Welcome to this week’s episode of “How NOT to Call the Plumber”! Continuing our series on what you need to be doing this fall to prepare you plumbing for the coming winter, we’re going to talk about your main water shut off valve – where it is, what it looks like, and how to shut it in an emergency (and I’m going to nag you to make sure it works!).
As a plumber, I’m always nervous that many of you don’t know where the main shut off valve for your water supply is. It gives me nightmares of burst pipes flooding the basement and frantic homeowners running in circles trying to figure out how to make it stop. The last thing you want is a surprise indoor swimming pool! Burst and leaking pipes are unfortunately a common occurrence, especially in our older homes. We NEED to know how to shut the water off as quickly as possible in an emergency. Also, there are times when a plumber will need to shut that valve just so they can do the necessary work in your home!
99% of the time, the main shut off valve can be found beside your water meter, which is usually within the first few feet of where the “water service” (main water pipe) enters your home. This pipe is usually entering the house in the basement, from the floor or the wall, very close to the front of the house. The City water mains run underneath our roads and the water services for the homes branch off of that to each home.

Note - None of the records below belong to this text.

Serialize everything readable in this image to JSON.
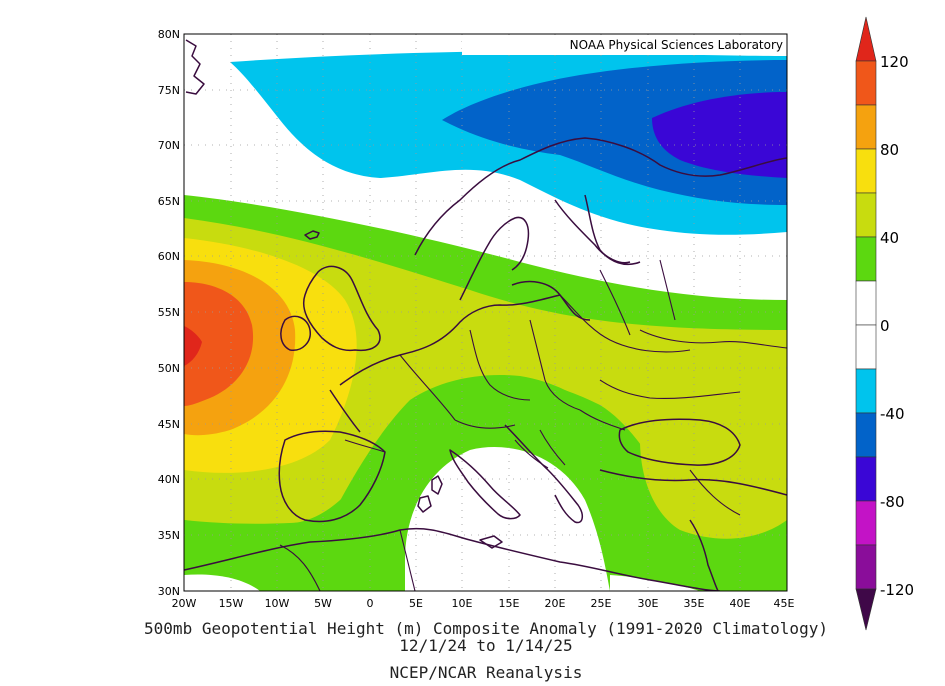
{
  "map": {
    "credit": "NOAA Physical Sciences Laboratory",
    "lat_labels": [
      "80N",
      "75N",
      "70N",
      "65N",
      "60N",
      "55N",
      "50N",
      "45N",
      "40N",
      "35N",
      "30N"
    ],
    "lon_labels": [
      "20W",
      "15W",
      "10W",
      "5W",
      "0",
      "5E",
      "10E",
      "15E",
      "20E",
      "25E",
      "30E",
      "35E",
      "40E",
      "45E"
    ],
    "region": {
      "lon_min": -20,
      "lon_max": 45,
      "lat_min": 30,
      "lat_max": 80
    }
  },
  "colorbar": {
    "labels": [
      "120",
      "80",
      "40",
      "0",
      "-40",
      "-80",
      "-120"
    ],
    "colors": {
      "red": "#e0261b",
      "orange_red": "#f0571a",
      "orange": "#f5a20f",
      "yellow": "#f8df0e",
      "yellow_green": "#c8dc0f",
      "green": "#5cd810",
      "white": "#ffffff",
      "light_blue": "#00c4ed",
      "mid_blue": "#0263c9",
      "dark_blue": "#3a06d6",
      "magenta": "#c313c6",
      "purple": "#8a0d9a",
      "dark_purple": "#3f0848"
    }
  },
  "caption": {
    "line1": "500mb Geopotential Height (m) Composite Anomaly (1991-2020 Climatology)",
    "line2": "12/1/24  to 1/14/25",
    "line3": "NCEP/NCAR Reanalysis"
  }
}
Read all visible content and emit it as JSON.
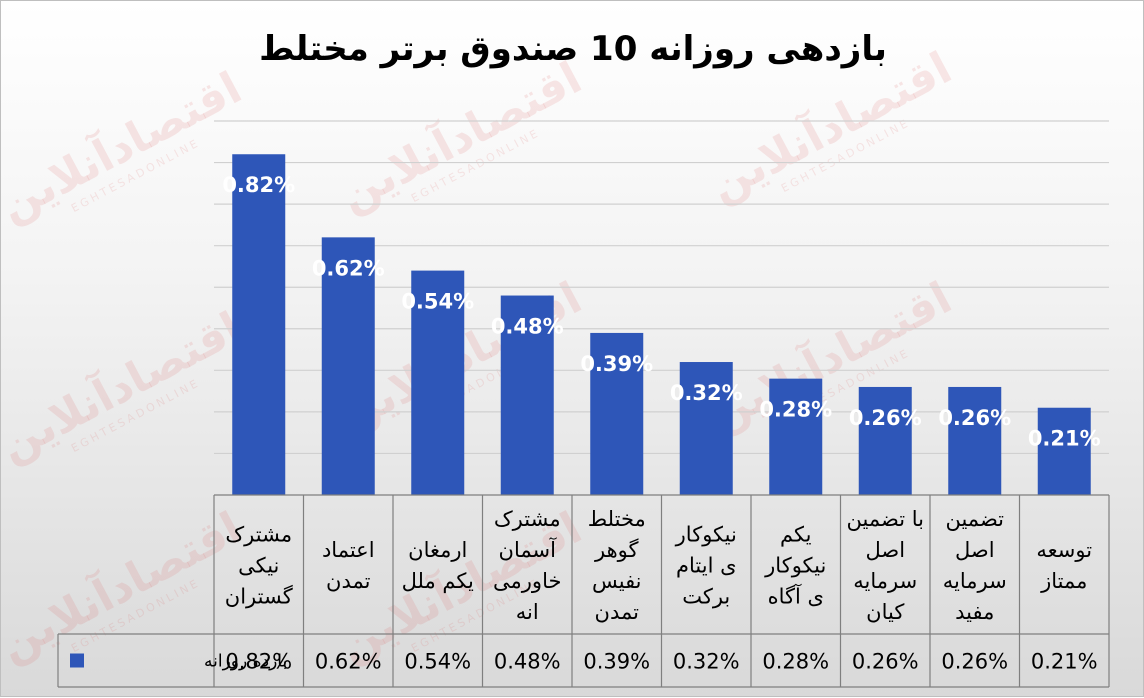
{
  "chart_data": {
    "type": "bar",
    "title": "بازدهی روزانه 10 صندوق برتر مختلط",
    "categories": [
      [
        "مشترک",
        "نیکی",
        "گستران"
      ],
      [
        "اعتماد",
        "تمدن"
      ],
      [
        "ارمغان",
        "یکم ملل"
      ],
      [
        "مشترک",
        "آسمان",
        "خاورمی",
        "انه"
      ],
      [
        "مختلط",
        "گوهر",
        "نفیس",
        "تمدن"
      ],
      [
        "نیکوکار",
        "ی ایتام",
        "برکت"
      ],
      [
        "یکم",
        "نیکوکار",
        "ی آگاه"
      ],
      [
        "با تضمین",
        "اصل",
        "سرمایه",
        "کیان"
      ],
      [
        "تضمین",
        "اصل",
        "سرمایه",
        "مفید"
      ],
      [
        "توسعه",
        "ممتاز"
      ]
    ],
    "series": [
      {
        "name": "بازده روزانه",
        "values": [
          0.82,
          0.62,
          0.54,
          0.48,
          0.39,
          0.32,
          0.28,
          0.26,
          0.26,
          0.21
        ],
        "labels": [
          "0.82%",
          "0.62%",
          "0.54%",
          "0.48%",
          "0.39%",
          "0.32%",
          "0.28%",
          "0.26%",
          "0.26%",
          "0.21%"
        ],
        "color": "#2E56B8"
      }
    ],
    "ylim": [
      0,
      0.9
    ],
    "ytick_step": 0.1,
    "grid": true,
    "legend": "bottom-left in data table",
    "xlabel": "",
    "ylabel": ""
  },
  "watermark": {
    "text": "اقتصادآنلاین",
    "subtext": "EGHTESADONLINE"
  },
  "colors": {
    "bar": "#2E56B8",
    "gridline": "#d0d0d0",
    "table_border": "#7f7f7f"
  }
}
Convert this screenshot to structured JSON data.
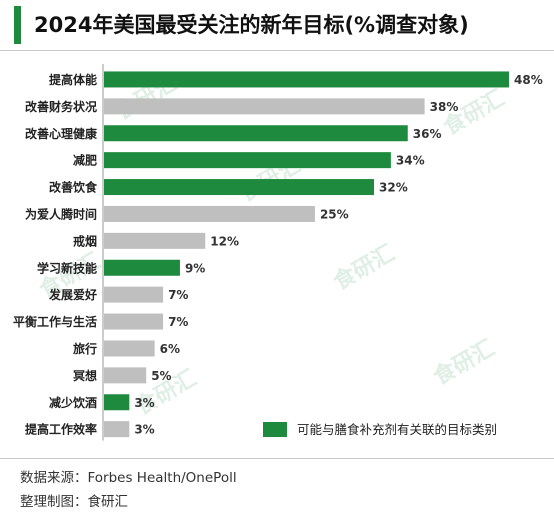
{
  "header": {
    "title": "2024年美国最受关注的新年目标(%调查对象)"
  },
  "legend": {
    "label": "可能与膳食补充剂有关联的目标类别"
  },
  "footer": {
    "source": "数据来源：Forbes Health/OnePoll",
    "maker": "整理制图：食研汇"
  },
  "watermark": {
    "text": "食研汇"
  },
  "colors": {
    "highlight": "#1d8a3e",
    "other": "#bfbfbf"
  },
  "chart_data": {
    "type": "bar",
    "orientation": "horizontal",
    "title": "2024年美国最受关注的新年目标(%调查对象)",
    "xlim": [
      0,
      48
    ],
    "grid": false,
    "legend_position": "bottom-right",
    "categories": [
      "提高体能",
      "改善财务状况",
      "改善心理健康",
      "减肥",
      "改善饮食",
      "为爱人腾时间",
      "戒烟",
      "学习新技能",
      "发展爱好",
      "平衡工作与生活",
      "旅行",
      "冥想",
      "减少饮酒",
      "提高工作效率"
    ],
    "values": [
      48,
      38,
      36,
      34,
      32,
      25,
      12,
      9,
      7,
      7,
      6,
      5,
      3,
      3
    ],
    "value_labels": [
      "48%",
      "38%",
      "36%",
      "34%",
      "32%",
      "25%",
      "12%",
      "9%",
      "7%",
      "7%",
      "6%",
      "5%",
      "3%",
      "3%"
    ],
    "supplement_related": [
      true,
      false,
      true,
      true,
      true,
      false,
      false,
      true,
      false,
      false,
      false,
      false,
      true,
      false
    ]
  }
}
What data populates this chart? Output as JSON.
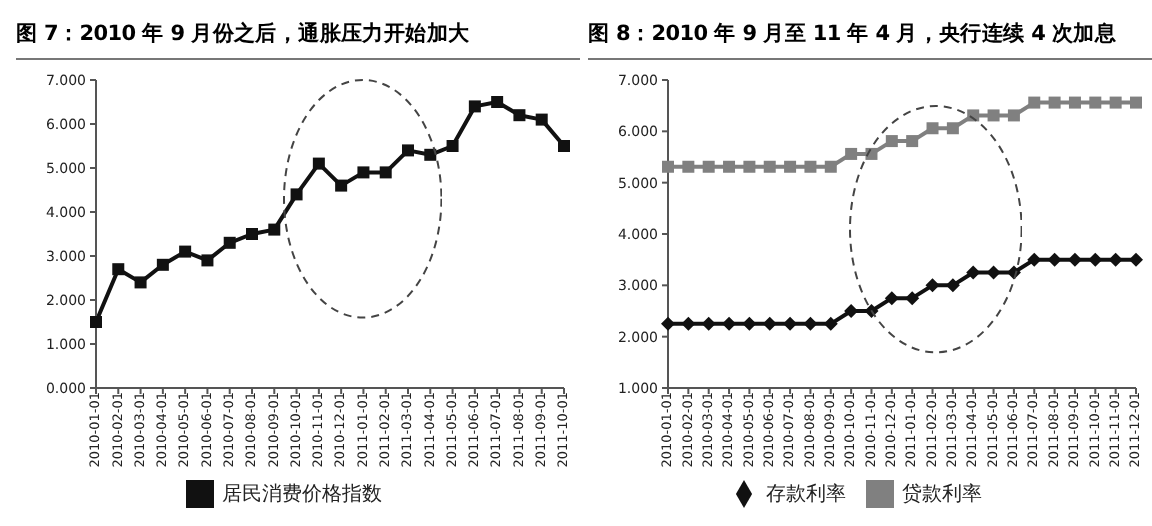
{
  "chart_data": [
    {
      "type": "line",
      "title": "图 7：2010 年 9 月份之后，通胀压力开始加大",
      "categories": [
        "2010-01-01",
        "2010-02-01",
        "2010-03-01",
        "2010-04-01",
        "2010-05-01",
        "2010-06-01",
        "2010-07-01",
        "2010-08-01",
        "2010-09-01",
        "2010-10-01",
        "2010-11-01",
        "2010-12-01",
        "2011-01-01",
        "2011-02-01",
        "2011-03-01",
        "2011-04-01",
        "2011-05-01",
        "2011-06-01",
        "2011-07-01",
        "2011-08-01",
        "2011-09-01",
        "2011-10-01"
      ],
      "series": [
        {
          "name": "居民消费价格指数",
          "color": "#111111",
          "values": [
            1.5,
            2.7,
            2.4,
            2.8,
            3.1,
            2.9,
            3.3,
            3.5,
            3.6,
            4.4,
            5.1,
            4.6,
            4.9,
            4.9,
            5.4,
            5.3,
            5.5,
            6.4,
            6.5,
            6.2,
            6.1,
            5.5
          ]
        }
      ],
      "ylim": [
        0,
        7
      ],
      "yticks": [
        {
          "value": 0,
          "label": "0.000"
        },
        {
          "value": 1,
          "label": "1.000"
        },
        {
          "value": 2,
          "label": "2.000"
        },
        {
          "value": 3,
          "label": "3.000"
        },
        {
          "value": 4,
          "label": "4.000"
        },
        {
          "value": 5,
          "label": "5.000"
        },
        {
          "value": 6,
          "label": "6.000"
        },
        {
          "value": 7,
          "label": "7.000"
        }
      ],
      "marker": "square",
      "line_style": "solid",
      "legend": "bottom"
    },
    {
      "type": "line",
      "title": "图 8：2010 年 9 月至 11 年 4 月，央行连续 4 次加息",
      "categories": [
        "2010-01-01",
        "2010-02-01",
        "2010-03-01",
        "2010-04-01",
        "2010-05-01",
        "2010-06-01",
        "2010-07-01",
        "2010-08-01",
        "2010-09-01",
        "2010-10-01",
        "2010-11-01",
        "2010-12-01",
        "2011-01-01",
        "2011-02-01",
        "2011-03-01",
        "2011-04-01",
        "2011-05-01",
        "2011-06-01",
        "2011-07-01",
        "2011-08-01",
        "2011-09-01",
        "2011-10-01",
        "2011-11-01",
        "2011-12-01"
      ],
      "series": [
        {
          "name": "存款利率",
          "color": "#111111",
          "marker": "diamond",
          "values": [
            2.25,
            2.25,
            2.25,
            2.25,
            2.25,
            2.25,
            2.25,
            2.25,
            2.25,
            2.5,
            2.5,
            2.75,
            2.75,
            3.0,
            3.0,
            3.25,
            3.25,
            3.25,
            3.5,
            3.5,
            3.5,
            3.5,
            3.5,
            3.5
          ]
        },
        {
          "name": "贷款利率",
          "color": "#808080",
          "marker": "square",
          "values": [
            5.31,
            5.31,
            5.31,
            5.31,
            5.31,
            5.31,
            5.31,
            5.31,
            5.31,
            5.56,
            5.56,
            5.81,
            5.81,
            6.06,
            6.06,
            6.31,
            6.31,
            6.31,
            6.56,
            6.56,
            6.56,
            6.56,
            6.56,
            6.56
          ]
        }
      ],
      "ylim": [
        1,
        7
      ],
      "yticks": [
        {
          "value": 1,
          "label": "1.000"
        },
        {
          "value": 2,
          "label": "2.000"
        },
        {
          "value": 3,
          "label": "3.000"
        },
        {
          "value": 4,
          "label": "4.000"
        },
        {
          "value": 5,
          "label": "5.000"
        },
        {
          "value": 6,
          "label": "6.000"
        },
        {
          "value": 7,
          "label": "7.000"
        }
      ],
      "line_style": "solid",
      "legend": "bottom"
    }
  ]
}
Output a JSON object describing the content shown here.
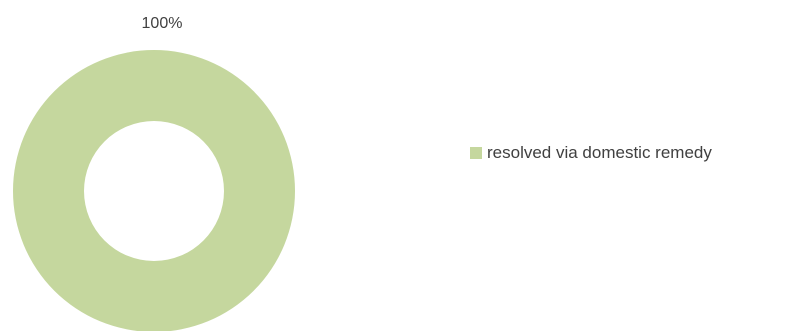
{
  "chart_data": {
    "type": "pie",
    "variant": "doughnut",
    "categories": [
      "resolved via domestic remedy"
    ],
    "values": [
      100
    ],
    "data_labels": [
      "100%"
    ],
    "colors": [
      "#c5d79e"
    ],
    "legend_position": "right"
  },
  "legend": {
    "items": [
      {
        "label": "resolved via domestic remedy",
        "color": "#c5d79e"
      }
    ]
  }
}
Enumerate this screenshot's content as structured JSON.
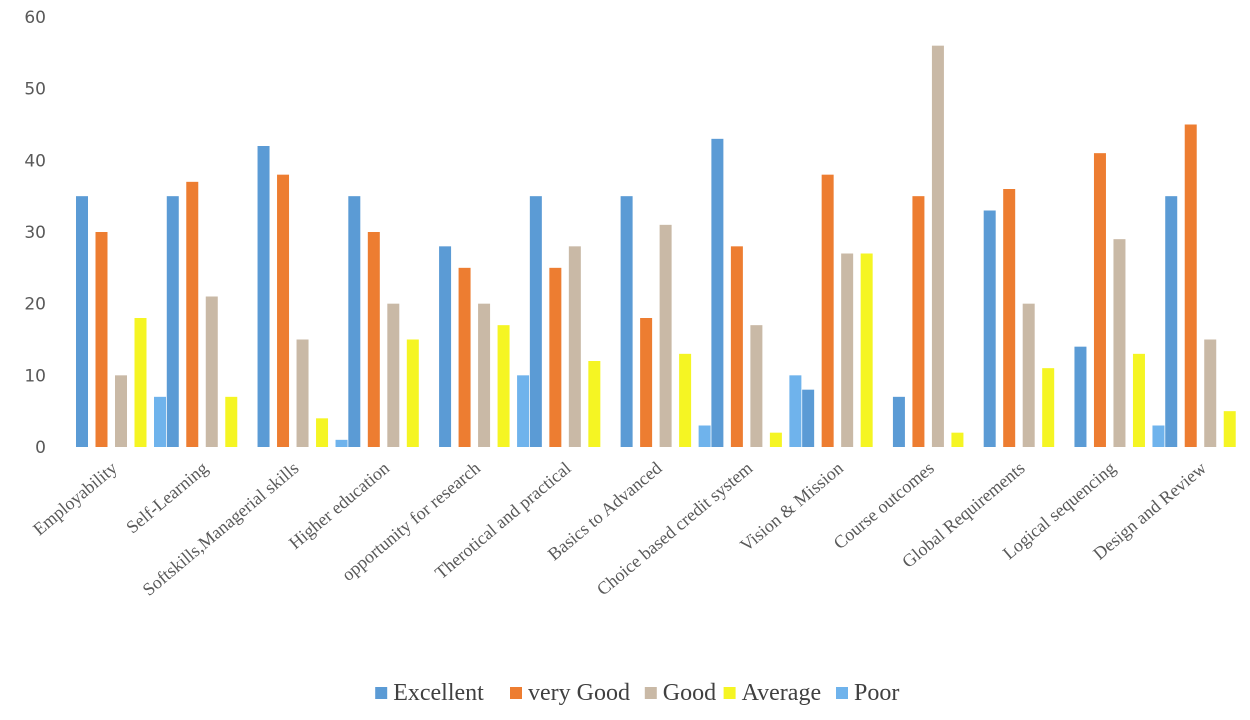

Now the tricky part – there are 2 types of valves that you will likely see:
The first type is called a “Ball Valve”. If you see this, good news! The odds of it working are quite high. Just turn the handle 90 degrees (perpendicular to the pipe) and voila, the water is off! These don’t tend to have many issues when turning them off and on.
The second type of valve is what is called a “Gate Valve”. If you see this, it could be bad news! Gate valves that have been left untouched for years tend to seize and leak when used. The rubber gaskets inside the valve lose their elasticity and won’t recreate a proper seal. If you have a gate valve, it is definitely worth considering having it replaced to a newer ball valve. The last thing you want during a flooding basement is to find that you can’t turn the water off because your valve has seized!
Please take a minute and make sure your main shut off valves are properly working before the weather gets too cold. I’ve heard way too many horror stories of burst pipes that can’t be stopped until the City comes hours later to shut the water off to your home. It just takes a second!